O resultado foi o que, em 1967, e durante um par de anos, não havia de todo na imprensa portuguesa: um suplemento cultural a sério, ainda que não “sério”, uma torrente mensal de modernidade, da cultura popular (a divulgação por cá da melhor BD adulta de então, saída sobretudo do catálogo de Eric Losfeld, foi feita aqui) à mais erudita, estrangeira e nacional, analisada de um modo iconoclasta, auto-irónico, sabedor de um dizer-entre-linhas para fintar o censor que não redundasse em língua-de-pau, algo que não se fazia em nenhum jornal de Lisboa ou Porto. A única concorrência possível vinha do Jornal de Letras e Artes, que partilhava alguns colaboradores, se não mesmo algumas afinidades, com o “espírito & etc”. Depois de 1968, a lufada de ar fresco com a mudança da cadeira do poder permitiu alguns arrojos à imprensa da capital, e quando o Diário de Lisboa convida Cardoso Pires para dirigir um suplemento cultural aggiornato, é de novo a VST que ele recorre para o que viria a ser uma espécie de extensão desse & etc beirão, ou seja, um suplemento com a mesma liberdade mas num jornal de topo de Lisboa.
A lista de colaboradores mais ou menos regulares deste & etc é um who's-who da geração de gente das letras e artes que despontava ou despontara nessa década, e alguns deles prestam testemunho nesta edição: Rocha de Sousa (espantoso e esquecido capista na Ulisseia de VST, e o único crítico capaz de perceber o brilhantismo de Eduardo Batarda como ilustrador de livros), Jorge Silva Melo, Almeida Faria, Aníbal Fernandes, Liberto Cruz, Nuno Júdice, Lauro António ou João Medina, e mesmo esta lista limitada é longa de mais para aqui ser reproduzida. As reproduções de trechos literários, em particular, são verdadeiras pepitas dentro deste já valioso tesouro, incluindo autênticas (re)descobertas ou raridades irrepetíveis (como um excerto do proibidíssimo Apresentação do Rosto de Herberto em 1968).

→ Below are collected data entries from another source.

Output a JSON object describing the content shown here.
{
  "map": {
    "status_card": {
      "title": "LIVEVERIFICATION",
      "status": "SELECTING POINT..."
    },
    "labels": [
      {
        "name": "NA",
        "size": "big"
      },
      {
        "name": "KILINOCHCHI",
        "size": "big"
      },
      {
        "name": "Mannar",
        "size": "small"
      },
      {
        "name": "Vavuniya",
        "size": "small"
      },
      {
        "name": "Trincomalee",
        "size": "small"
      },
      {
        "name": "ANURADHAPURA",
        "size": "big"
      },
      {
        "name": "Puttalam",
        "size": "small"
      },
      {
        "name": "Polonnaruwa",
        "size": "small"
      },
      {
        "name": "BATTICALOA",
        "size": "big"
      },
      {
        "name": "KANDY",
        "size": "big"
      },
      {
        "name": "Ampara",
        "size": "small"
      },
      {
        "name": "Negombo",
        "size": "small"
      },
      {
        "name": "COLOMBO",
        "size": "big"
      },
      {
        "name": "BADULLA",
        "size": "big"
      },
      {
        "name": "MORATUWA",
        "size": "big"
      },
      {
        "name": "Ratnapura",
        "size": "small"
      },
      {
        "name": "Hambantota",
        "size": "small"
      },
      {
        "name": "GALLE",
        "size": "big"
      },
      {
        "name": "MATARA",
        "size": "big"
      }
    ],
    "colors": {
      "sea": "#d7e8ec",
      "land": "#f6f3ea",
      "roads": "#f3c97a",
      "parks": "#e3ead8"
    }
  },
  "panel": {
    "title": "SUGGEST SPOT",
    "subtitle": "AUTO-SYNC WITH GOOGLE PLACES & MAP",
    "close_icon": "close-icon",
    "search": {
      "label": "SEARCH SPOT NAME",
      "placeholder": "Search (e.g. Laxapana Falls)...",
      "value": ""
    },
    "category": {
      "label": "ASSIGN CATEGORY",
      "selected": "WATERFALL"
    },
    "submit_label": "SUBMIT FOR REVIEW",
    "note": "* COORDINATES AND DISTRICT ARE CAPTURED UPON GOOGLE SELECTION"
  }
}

Numa altura em que o jornalismo cultural na imprensa escrita, herdeiro desta tradição de “suplementos”, está com os dias contados, à míngua num espaço cada vez mais reduzido de páginas e caracteres, a possibilidade que esta edição nos dá de apreciar a qualidade dessa curta aventura (terminada em 1971), testemunho de um desejo furioso de que as páginas dos jornais fossem um caminho até uma iluminação superior em tempo de trevas ou luz medíocre, deve servir-nos de exemplo mas também de guia para um esperado “ressurgimento” do formato.